The use of VIPP in a key teaching-learning tool developed by WHO’s Department of Child and Adolescent Health and Development.
A key priority of the Department of Child and Adolescent Health and Development is to strengthen the capacity of health workers to respond to their adolescent patients effectively and with sensitivity. The aim is not to create a cadre of specialists. It is to build the capacity of trained and registered health workers who are already providing preventive and curative clinical services to children, adolescents and adults.
The objectives of the capacity building efforts are to help the health worker find answers to these questions:
• Why should I be concerned about adolescents ?
• What do I need to know & do differently if the patient who walks into my clinic is 16, not 6 or 36?
• What could I do outside my clinic, to help other influential people in my community understand & respond to the needs of adolescents?
A package of teaching-learning tools that aim to add, and add value to existing WHO training materials and guidelines have been developed. A key tool is the Orientation Programme on Adolescent Health for Health Care Providers (OP).
The OP aims to draw upon the experiences of participants to:
• help them see adolescents in a way that they have not done before;
• help them view things from an adolescents’ perspective;
• motivate them to them to do something meaningful for adolescents;
• help them think through how to deal with adolescents in their everyday work.
The OP uses a mix of teaching-learning methods, that match the teaching-learning objectives.
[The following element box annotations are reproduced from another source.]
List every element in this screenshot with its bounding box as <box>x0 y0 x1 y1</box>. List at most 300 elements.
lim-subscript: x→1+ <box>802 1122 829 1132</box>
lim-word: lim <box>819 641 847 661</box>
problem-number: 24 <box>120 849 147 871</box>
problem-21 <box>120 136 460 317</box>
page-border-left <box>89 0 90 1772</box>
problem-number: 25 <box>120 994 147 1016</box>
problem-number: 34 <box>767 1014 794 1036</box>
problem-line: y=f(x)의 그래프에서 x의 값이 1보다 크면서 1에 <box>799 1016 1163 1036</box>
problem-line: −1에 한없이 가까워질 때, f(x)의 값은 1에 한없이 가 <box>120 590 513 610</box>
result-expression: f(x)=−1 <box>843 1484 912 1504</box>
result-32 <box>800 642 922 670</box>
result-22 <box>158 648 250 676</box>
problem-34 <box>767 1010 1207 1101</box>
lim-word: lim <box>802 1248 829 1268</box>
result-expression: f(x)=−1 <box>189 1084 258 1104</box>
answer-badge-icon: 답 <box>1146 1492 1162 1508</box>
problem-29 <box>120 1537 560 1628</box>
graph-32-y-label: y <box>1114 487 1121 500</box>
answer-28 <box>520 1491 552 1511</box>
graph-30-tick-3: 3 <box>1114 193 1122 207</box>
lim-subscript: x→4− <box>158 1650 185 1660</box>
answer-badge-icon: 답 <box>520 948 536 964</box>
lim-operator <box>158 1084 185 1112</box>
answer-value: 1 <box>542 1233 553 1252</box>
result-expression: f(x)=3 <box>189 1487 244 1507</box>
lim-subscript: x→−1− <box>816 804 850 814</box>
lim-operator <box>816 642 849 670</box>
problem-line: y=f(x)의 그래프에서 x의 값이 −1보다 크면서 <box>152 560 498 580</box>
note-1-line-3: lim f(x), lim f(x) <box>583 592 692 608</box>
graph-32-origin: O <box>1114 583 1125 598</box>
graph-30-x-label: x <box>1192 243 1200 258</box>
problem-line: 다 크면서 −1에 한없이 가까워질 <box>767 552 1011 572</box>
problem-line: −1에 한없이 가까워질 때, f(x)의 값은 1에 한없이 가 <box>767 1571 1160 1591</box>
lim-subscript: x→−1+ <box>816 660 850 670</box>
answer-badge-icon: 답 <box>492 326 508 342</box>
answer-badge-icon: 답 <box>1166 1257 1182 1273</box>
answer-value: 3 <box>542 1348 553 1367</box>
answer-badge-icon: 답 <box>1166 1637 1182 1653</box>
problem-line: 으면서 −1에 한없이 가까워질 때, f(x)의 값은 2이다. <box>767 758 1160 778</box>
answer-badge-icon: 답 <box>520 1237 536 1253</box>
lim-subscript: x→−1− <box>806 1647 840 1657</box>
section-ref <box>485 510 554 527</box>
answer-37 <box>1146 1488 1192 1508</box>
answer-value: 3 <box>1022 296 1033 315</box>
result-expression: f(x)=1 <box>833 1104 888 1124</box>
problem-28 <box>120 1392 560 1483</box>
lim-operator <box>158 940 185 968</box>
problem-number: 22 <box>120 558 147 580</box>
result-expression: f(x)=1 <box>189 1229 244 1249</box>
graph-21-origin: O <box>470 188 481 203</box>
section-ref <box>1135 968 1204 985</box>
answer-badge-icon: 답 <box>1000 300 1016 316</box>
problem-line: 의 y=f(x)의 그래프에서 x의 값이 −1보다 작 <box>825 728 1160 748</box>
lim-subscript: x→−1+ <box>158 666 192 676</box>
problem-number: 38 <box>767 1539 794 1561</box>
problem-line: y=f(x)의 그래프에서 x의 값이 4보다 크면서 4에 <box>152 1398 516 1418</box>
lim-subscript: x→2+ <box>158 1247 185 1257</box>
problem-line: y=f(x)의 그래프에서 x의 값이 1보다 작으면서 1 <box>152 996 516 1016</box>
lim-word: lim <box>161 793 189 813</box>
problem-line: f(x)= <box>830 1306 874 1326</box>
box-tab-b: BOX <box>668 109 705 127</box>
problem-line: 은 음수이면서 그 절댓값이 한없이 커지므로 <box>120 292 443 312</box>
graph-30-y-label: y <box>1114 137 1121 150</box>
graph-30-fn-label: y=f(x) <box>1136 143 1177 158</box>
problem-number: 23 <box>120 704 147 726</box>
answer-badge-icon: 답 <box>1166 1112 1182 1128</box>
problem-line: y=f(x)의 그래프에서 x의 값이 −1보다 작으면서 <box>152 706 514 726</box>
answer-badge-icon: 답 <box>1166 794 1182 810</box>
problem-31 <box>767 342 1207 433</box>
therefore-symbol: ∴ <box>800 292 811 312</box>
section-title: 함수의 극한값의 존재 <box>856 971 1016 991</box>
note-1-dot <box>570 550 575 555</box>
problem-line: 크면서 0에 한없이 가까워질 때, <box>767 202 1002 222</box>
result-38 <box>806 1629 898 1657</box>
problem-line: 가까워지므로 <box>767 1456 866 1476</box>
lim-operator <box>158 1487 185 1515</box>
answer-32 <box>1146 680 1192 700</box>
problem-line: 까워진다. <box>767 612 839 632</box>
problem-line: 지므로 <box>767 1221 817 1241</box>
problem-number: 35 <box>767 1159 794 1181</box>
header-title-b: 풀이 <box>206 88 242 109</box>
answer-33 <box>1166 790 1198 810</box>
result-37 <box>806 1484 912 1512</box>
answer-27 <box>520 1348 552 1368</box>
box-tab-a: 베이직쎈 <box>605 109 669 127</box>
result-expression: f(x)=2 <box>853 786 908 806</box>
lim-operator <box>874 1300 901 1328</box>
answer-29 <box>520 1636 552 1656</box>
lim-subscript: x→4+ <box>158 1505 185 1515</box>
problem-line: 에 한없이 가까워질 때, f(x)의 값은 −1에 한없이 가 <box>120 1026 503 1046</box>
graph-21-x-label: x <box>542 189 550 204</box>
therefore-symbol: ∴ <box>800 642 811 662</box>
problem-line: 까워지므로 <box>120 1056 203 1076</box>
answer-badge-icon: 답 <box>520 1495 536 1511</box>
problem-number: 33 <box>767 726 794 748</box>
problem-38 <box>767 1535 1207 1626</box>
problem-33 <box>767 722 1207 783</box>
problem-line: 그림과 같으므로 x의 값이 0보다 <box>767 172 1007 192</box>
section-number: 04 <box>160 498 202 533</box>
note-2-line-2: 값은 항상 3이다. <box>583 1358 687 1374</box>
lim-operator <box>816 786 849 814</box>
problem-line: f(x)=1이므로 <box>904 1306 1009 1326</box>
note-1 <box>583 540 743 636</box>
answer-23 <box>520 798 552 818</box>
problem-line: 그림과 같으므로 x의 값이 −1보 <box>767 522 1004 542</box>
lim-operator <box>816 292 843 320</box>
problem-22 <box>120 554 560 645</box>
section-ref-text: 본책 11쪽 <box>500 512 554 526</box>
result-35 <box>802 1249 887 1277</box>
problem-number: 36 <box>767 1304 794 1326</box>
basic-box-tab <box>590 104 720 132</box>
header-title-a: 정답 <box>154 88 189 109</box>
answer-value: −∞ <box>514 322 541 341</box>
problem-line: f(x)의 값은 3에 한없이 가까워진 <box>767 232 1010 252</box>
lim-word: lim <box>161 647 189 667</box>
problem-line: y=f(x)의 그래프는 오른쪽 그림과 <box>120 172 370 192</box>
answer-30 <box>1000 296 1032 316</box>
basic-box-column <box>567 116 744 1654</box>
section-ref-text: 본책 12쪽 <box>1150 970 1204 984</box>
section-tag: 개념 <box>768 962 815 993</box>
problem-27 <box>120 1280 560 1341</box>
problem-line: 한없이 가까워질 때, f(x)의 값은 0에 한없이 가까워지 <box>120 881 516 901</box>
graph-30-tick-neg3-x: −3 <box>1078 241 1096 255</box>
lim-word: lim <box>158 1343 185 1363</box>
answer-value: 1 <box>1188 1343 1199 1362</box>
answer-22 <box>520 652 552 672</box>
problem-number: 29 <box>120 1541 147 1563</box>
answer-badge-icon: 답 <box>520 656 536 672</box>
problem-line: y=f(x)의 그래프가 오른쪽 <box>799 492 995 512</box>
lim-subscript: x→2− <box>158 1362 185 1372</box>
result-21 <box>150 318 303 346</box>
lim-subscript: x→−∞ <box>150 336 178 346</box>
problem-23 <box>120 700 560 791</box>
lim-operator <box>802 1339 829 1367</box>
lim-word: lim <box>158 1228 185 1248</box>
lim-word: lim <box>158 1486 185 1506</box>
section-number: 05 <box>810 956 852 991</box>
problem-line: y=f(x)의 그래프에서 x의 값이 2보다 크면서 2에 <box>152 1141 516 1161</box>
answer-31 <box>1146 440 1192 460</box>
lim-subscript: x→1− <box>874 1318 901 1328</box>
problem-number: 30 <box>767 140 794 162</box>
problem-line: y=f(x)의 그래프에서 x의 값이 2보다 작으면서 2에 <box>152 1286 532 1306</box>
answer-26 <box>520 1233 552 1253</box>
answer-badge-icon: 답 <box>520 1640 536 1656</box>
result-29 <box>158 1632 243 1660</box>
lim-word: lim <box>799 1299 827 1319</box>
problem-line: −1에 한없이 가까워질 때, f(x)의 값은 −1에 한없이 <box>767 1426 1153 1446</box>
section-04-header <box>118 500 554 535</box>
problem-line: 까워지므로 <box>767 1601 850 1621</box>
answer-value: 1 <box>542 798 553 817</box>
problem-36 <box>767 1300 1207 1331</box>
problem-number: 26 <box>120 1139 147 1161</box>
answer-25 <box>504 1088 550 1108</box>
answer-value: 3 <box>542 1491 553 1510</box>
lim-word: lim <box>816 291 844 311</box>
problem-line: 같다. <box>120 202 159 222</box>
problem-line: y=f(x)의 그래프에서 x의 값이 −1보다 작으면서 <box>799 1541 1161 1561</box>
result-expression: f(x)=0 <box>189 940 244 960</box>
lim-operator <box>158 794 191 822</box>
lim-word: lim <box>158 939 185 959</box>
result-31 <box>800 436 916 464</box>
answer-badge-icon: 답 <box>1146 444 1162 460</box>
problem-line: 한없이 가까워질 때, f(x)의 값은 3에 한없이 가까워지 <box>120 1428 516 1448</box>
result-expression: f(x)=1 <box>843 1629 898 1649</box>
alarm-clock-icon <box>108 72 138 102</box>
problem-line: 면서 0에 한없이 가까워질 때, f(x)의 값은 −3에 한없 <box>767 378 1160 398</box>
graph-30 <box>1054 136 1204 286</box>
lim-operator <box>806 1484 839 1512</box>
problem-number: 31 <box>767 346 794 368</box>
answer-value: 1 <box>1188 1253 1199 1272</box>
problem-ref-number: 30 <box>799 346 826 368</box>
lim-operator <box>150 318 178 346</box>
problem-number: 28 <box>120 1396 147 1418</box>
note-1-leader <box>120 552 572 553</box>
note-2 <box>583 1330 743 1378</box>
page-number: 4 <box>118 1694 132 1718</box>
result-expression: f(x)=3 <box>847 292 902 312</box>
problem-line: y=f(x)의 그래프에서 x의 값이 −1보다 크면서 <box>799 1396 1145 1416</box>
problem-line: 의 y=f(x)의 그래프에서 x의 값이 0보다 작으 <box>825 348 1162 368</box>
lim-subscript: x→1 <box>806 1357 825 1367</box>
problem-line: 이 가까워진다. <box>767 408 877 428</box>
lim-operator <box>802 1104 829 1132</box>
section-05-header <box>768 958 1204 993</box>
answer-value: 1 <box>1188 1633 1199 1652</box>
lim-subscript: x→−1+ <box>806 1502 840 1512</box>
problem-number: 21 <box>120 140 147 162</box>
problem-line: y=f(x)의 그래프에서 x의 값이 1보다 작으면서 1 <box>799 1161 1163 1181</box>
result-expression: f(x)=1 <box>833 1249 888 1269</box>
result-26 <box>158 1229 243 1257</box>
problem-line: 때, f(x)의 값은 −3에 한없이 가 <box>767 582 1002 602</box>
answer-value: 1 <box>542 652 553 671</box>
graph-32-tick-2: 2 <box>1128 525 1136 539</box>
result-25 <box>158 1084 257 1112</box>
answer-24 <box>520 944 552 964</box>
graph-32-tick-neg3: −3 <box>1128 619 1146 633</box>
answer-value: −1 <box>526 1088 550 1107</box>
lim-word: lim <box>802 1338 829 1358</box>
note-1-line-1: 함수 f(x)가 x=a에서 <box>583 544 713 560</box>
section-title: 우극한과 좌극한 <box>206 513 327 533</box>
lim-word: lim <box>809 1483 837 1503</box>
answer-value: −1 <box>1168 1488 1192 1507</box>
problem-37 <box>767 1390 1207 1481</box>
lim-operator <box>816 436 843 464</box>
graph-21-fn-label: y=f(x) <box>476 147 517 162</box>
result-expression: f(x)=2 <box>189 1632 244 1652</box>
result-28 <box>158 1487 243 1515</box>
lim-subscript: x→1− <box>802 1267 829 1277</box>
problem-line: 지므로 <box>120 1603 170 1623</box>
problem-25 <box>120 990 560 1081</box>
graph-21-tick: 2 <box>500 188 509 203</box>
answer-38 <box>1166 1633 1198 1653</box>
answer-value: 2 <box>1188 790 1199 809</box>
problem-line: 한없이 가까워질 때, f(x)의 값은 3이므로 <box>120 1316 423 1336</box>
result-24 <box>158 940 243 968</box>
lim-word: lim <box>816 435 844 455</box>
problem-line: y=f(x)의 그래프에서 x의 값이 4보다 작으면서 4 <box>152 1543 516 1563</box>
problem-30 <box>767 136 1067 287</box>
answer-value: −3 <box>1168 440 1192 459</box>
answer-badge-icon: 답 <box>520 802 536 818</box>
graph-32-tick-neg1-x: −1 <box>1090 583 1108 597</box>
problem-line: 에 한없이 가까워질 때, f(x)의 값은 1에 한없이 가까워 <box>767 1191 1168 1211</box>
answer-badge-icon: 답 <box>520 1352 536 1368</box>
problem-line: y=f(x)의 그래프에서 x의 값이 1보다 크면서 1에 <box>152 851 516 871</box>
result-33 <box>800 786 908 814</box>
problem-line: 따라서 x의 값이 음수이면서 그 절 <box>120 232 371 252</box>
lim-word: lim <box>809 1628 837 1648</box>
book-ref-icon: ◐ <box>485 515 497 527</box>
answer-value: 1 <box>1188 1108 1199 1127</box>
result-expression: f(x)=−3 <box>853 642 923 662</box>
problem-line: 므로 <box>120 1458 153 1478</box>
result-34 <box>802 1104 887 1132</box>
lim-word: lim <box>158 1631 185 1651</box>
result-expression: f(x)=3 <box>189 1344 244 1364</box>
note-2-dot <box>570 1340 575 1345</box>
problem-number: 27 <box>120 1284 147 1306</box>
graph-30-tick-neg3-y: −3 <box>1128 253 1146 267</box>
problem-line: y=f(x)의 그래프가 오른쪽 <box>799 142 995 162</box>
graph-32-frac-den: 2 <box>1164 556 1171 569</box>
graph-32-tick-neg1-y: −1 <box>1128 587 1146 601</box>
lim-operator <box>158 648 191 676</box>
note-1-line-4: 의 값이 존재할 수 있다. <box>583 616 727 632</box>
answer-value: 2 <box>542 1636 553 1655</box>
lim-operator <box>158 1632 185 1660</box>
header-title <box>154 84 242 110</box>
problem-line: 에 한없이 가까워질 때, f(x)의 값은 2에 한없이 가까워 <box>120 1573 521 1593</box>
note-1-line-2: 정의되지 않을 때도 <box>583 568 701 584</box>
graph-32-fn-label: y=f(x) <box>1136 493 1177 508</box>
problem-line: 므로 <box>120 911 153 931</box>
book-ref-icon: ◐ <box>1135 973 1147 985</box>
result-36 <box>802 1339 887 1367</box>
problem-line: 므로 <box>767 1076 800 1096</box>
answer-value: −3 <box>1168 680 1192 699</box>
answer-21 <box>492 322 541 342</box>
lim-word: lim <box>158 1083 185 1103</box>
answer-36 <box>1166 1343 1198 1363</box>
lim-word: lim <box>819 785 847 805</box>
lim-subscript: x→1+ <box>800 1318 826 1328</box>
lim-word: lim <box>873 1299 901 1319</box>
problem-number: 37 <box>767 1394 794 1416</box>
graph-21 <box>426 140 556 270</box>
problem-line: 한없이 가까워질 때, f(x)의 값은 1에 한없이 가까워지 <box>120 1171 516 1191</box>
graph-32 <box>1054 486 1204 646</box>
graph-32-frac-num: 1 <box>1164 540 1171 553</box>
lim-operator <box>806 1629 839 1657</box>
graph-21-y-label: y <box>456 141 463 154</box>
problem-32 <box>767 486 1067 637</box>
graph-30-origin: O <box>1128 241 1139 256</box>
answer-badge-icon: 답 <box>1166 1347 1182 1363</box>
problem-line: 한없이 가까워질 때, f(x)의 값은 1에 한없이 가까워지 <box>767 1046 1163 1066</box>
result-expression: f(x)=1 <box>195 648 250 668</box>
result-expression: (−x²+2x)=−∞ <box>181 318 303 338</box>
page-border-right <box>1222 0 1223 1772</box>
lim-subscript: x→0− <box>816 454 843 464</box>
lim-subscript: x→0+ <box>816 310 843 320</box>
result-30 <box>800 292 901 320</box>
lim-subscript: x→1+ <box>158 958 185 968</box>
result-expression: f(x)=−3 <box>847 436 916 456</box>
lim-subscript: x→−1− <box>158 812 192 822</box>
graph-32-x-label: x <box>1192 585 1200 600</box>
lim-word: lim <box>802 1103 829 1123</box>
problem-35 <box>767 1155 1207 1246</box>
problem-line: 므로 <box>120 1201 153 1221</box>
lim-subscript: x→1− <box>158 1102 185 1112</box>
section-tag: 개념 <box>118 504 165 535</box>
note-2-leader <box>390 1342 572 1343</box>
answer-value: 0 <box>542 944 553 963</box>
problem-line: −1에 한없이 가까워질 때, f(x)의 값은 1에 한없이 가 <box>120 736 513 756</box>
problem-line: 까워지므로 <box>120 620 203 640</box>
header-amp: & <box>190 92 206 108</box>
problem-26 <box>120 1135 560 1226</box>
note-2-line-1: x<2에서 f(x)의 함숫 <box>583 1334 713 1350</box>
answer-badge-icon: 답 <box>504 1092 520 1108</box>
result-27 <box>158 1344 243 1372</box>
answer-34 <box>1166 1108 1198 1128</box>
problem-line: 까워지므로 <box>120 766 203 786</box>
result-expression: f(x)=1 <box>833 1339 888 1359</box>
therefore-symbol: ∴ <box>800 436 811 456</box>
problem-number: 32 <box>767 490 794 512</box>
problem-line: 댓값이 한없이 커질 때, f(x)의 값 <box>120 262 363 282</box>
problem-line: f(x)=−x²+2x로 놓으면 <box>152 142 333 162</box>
These include:
• Mini lectures
• Structured discussion
• Analysis of case studies
• Problem solving
• Role playing
• Stimulating reflection on personal & professional experiences.
The VIPP methodology provides the basis for much of the plenary and group work sessions. It ensures that the teaching and learning is truly participative. The Module on Substance Use in Adolescents, for example, illustrates how participatory methods grounded in VIPP have been interwoven with more conventional methods (such as mini lectures). This is crucial because in a typical OP workshop, involves cadres of health workers (e.g. doctors and nurses); and health workers of different levels of seniority (e.g. senior and junior nurses). Adolescents are also involved as active participants.